3: Food Web Contaminated. Scientists said last month that they found toxic pollutants in nine deep-sea species of cephalopods, a class of mollusks that includes octopuses, squid, cuttlefish and nautiluses. Among the contaminants were at least two banned in the United States in the 1970s: dichloro-diphenyl-trichloroethane (DDT) and polychlorinated biphenyls (PCBs). Scientists say it's further evidence that contaminants make their way deep into the marine food web.

4. Heading for the Hills: Thirty species of reptiles and amphibians have fled uphill to cooler climes as global warming has caused the mercury to rise. We could see a rash of extinctions occurring between 2050 and 2100, scientists say, because higher ground will eventually run out.

5. Penguins in Peril: A rapid population decline among penguins because, in addition to a warming planet, they face the triple whammy of oil pollution, depletion of fisheries and aggressive coastline development. "Penguins are among those species that show us that we are making fundamental changes to our world," said Dee Boersma, a University of Washington biology professor who has studied the flightless birds for more than 25 years. "The fate of all species is to go extinct, but there are some species that go extinct before their time and we are facing that possibility with some penguins.
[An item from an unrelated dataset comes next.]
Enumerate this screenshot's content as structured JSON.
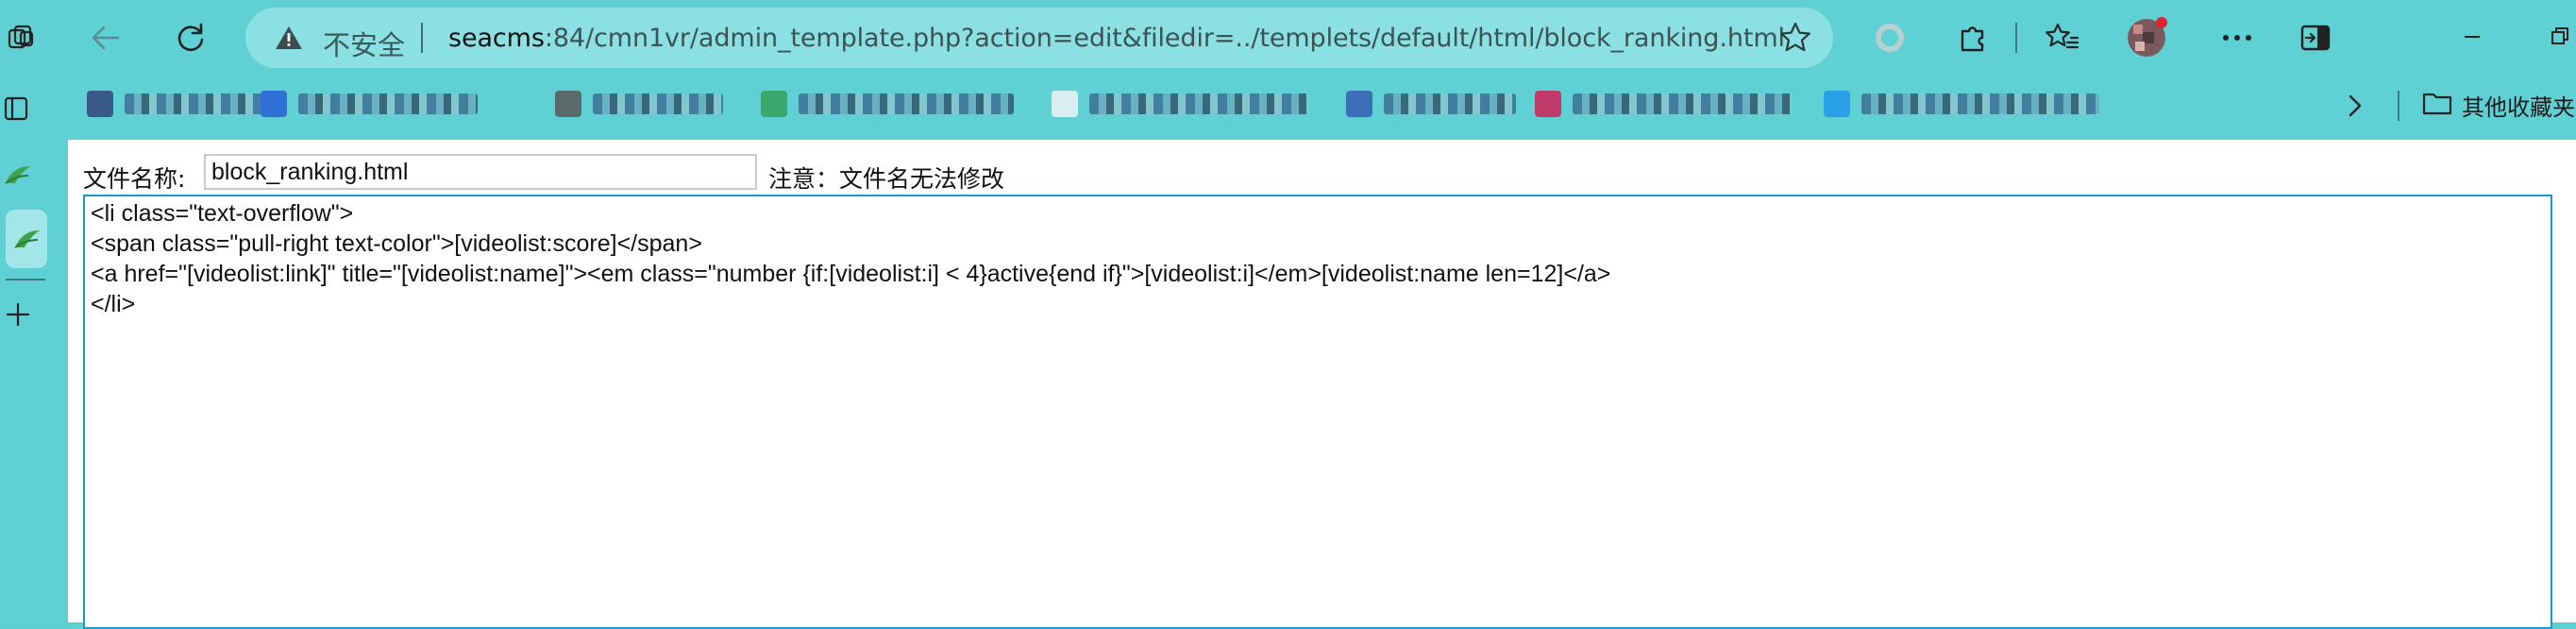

6. Sea-Life Shift: Scientists see a notable shift in the composition of coastal marine animal communities, caused in part by changing ocean temperatures, from vertebrates (fish) to invertebrates (lobsters, squid, and crabs), as well as from bottom-feeders to species that feed higher in the water column. Meanwhile, warm-water species have superseded larger, cool-water species in population size.

7. Migrating Parasite: The parasite Angiostronglyus vasorum, commonly known as "French heartworm," is migrating northward because of rising temperatures. Normally found in southwestern England, the parasite has been detected in dogs admitted to animal hospitals in Scotland. Climbing temperatures in the country have also resulted in a sudden proliferation of slugs and snails.

8. Food Shortages: Plant-loving animals in extremely seasonal environments such as the Arctic struggle to feed themselves because global warming causes their food supply to peak in availability before they can reach breeding grounds. "Think of it like this," said Eric Post, a biologist at Penn State. "You've been out on the town with friends, and on the way home you want to stop off for a bite to eat, but the restaurant you've always gone to has closed early. So you try for one around the corner that's always open a little longer. But when you get to that one, it too is closed. For herbivores, the fact that there are several 'restaurants' - their food patches - dispersed across the landscape isn't useful if they all begin closing at the same time in addition to closing earlier in the season."